I almost shouted “one more time” after the third verse, but thought better of it.
Afterwards, as Carmen LOVED potlucks, there was a feast of goodies. The prayer blanket we helped to make for Carmen was there, which made me sad when I saw it out in the lobby with the things displayed there that she’d loved, because we took a long time to get around to making it and getting it to her. But she had it for a few weeks, and liked it a lot. So I took it to the leader of that team, Donna, and said “Would you like to set a place for Carmen and put this over a chair for her?”
And so we did, hugging and laughing about her. Draped the blanket, set her picture at the head of one of the tables, and then someone else went and got the urn she was in… yes, and brought it to the table, and people sat down at all of the tables around, and we sat with Carmen and remarked about how nice she looked in her photo, and how pretty the urn was.
Carmen’s birthday is November 19, so there were two birthday cakes for herÂ – one of them a big sheet cake with a funny cartoon owl on it. And from a local bakery, a delicacy called a “krumkakke” in the shape of a pumpkin.
She would have loved it.
Several of us talked about loved ones we’d lost, and told stories the way you do about the funny oddities of death, and the aftermath. I told the one about Mom wearing blue velvet, and Nancy (Bill’s wife, I don’t know her well) told one about hiking up to her dad’s favorite spot to scatter his ashes, only to realize that in Real Life, mud happens. And that there’s no graceful or risk-free way of scattering someone unless you get to do it from a plane or a boat or an overlook, with the wind at your back.
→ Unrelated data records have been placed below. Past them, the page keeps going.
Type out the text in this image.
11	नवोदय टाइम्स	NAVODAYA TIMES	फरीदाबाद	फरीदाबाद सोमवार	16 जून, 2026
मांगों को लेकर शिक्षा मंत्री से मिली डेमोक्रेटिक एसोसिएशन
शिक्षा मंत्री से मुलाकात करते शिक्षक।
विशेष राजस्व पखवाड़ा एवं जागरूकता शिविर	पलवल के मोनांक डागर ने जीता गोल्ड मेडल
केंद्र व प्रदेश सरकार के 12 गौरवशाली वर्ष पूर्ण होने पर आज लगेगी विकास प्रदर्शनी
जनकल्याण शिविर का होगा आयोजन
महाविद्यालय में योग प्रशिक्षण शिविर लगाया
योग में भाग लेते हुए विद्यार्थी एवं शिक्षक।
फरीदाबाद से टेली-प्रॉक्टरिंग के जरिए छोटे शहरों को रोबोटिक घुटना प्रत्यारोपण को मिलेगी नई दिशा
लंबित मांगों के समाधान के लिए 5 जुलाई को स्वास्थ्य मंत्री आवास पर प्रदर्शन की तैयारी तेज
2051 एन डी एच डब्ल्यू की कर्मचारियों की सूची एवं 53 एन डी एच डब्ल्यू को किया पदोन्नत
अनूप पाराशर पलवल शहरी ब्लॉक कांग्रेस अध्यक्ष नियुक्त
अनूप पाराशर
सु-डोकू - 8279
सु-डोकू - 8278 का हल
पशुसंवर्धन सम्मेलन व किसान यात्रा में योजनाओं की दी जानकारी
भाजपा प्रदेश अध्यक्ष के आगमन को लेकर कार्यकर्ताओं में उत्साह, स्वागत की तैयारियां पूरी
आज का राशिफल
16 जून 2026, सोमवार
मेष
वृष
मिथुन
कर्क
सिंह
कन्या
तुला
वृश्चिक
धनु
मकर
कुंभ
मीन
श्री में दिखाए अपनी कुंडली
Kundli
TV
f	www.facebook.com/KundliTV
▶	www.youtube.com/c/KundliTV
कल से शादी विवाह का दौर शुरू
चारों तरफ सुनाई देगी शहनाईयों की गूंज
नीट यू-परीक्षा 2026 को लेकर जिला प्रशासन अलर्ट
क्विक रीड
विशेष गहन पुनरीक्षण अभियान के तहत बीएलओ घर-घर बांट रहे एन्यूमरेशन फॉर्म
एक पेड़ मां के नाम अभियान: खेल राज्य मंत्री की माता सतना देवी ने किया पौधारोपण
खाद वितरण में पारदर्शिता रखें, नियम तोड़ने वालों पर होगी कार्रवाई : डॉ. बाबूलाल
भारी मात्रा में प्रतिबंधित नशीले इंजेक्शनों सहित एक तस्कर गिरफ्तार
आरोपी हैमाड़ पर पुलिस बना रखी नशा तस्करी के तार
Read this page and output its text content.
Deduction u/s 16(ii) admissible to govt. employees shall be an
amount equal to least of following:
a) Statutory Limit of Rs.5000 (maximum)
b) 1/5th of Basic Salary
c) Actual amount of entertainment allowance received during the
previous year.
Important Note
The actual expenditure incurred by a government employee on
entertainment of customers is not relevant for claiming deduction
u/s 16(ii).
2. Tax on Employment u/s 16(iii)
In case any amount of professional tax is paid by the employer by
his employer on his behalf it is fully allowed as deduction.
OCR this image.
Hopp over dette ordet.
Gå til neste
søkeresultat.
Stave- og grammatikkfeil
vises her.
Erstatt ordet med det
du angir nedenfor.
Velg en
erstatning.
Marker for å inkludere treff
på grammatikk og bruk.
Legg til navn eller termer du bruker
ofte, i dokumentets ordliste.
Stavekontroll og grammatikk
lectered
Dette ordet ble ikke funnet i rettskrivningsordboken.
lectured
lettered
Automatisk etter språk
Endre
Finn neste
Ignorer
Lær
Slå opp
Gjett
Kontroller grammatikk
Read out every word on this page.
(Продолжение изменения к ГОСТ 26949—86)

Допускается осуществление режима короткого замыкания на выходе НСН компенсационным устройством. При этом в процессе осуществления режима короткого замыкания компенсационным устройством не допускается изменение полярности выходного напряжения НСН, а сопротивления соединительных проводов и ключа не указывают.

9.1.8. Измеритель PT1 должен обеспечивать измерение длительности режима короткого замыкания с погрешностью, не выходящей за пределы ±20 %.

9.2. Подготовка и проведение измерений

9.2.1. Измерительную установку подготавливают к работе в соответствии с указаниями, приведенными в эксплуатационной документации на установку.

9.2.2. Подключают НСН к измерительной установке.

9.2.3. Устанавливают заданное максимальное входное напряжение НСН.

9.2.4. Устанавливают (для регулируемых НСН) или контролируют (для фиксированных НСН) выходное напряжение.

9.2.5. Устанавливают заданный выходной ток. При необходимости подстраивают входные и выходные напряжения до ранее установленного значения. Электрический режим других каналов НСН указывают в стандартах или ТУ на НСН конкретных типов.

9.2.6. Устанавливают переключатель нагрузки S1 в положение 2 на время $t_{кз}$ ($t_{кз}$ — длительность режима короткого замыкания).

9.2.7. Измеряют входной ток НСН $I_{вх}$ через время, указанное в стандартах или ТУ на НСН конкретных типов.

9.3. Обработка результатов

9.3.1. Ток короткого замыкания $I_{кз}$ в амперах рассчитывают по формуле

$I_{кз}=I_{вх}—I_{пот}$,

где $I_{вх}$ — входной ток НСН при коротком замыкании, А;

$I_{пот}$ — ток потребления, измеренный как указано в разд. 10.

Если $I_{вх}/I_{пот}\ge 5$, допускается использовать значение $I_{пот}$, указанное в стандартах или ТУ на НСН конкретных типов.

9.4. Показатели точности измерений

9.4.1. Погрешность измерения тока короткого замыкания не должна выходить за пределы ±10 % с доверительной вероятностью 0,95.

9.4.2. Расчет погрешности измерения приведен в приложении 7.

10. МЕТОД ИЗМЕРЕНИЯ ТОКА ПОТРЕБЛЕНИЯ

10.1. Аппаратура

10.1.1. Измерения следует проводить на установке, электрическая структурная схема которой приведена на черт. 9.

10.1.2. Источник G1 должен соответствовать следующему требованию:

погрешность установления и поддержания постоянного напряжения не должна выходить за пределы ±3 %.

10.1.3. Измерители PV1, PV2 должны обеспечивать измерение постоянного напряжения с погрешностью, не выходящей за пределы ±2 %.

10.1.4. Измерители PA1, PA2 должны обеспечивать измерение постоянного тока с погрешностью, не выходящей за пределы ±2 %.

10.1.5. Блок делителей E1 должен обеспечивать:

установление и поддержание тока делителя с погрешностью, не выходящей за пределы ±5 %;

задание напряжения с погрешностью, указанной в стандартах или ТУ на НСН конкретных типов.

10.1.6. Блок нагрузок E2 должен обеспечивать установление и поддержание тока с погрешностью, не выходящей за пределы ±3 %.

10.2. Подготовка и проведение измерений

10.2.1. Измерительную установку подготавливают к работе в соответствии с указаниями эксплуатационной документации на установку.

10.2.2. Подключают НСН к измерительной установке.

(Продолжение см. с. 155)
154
Carmen will be going to be near her sister in Indiana. We hope to see Albert again soon – in fact, there were a lot of people who hadn’t been around in a while, and there was much happy greeting and catching up. It was a good sendoff, and a sign of this was that people were enjoying themselves too much to want to leave right away.
It was nice.
I think everyone there left feeling that they needed to lead their lives more like Carmen led hers – with head held high and hope never failing, and with compassion for other people… and a drawer full of funny socks.